If you want to hear how your turntable’s wow&flutter sound like you can simply play AM test record’s 3150Hz track. You will hear speed deviation as shift in frequency. This shift in frequency is total wow&flutter of lathe and your turntable. Check by yourself and decide if it has an impact on sound or not.
You can use other test records but make sure their spindle holes are in dead center. AM test record is good in that regard.
I cannot say that the Monaco 2.0 has
no wow & flutter. I agree it is an electro-mechanical physical device and not perfect. I can only relay what I've learned from the table itself and from talking with Alvin Lloyd.
On my table there is no audible frequency shift to hear. You can question my ears if you like. I'm telling you my experience.

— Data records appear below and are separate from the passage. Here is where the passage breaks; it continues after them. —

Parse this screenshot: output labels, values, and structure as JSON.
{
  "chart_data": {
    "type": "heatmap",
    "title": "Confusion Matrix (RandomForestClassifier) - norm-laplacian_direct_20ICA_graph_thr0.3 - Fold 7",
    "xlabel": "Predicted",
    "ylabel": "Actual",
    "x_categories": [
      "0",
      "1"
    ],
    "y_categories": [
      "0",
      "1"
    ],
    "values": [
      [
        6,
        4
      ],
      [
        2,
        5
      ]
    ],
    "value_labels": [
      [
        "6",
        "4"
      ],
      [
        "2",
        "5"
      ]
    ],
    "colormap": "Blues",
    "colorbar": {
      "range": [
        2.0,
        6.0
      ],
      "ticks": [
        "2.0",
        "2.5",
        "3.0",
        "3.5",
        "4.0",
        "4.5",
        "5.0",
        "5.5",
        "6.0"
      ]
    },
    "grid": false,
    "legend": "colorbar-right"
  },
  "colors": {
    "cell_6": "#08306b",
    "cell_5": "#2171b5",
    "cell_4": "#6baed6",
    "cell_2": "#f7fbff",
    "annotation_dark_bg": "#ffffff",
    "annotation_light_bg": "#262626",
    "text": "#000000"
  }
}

From my conversations with him I believe Alvin's view is that the Monaco is more accurate and his measurement equipment is more accurate than a physical test record's signal fed to an algorithm through a stylus tracking a groove. His data comes from reading the platter directly using marks engraved on an encoder ring at the platter's circumference. The 2.0 table reports platter speed to the controller at the rate of 166,289 times per second (299,320 times per revolution), running at 33?rpm. The rate is actually greater than that according to Lloyd; he tends to be conservative in publishing specs and my nda won't let me say. I invite you to contact him for more information.
Published specs:
Speed Deviation
Peak deviation from mean (33? rpm) = 0.00008% 3 sigma
R.M.S. deviation from mean = 0.000057%
I don't want to debate about AM or other measuring systems; AM is a fine tool, it too is not perfect. Different measuring tools give different results. Every test record is different and different test records yield different results.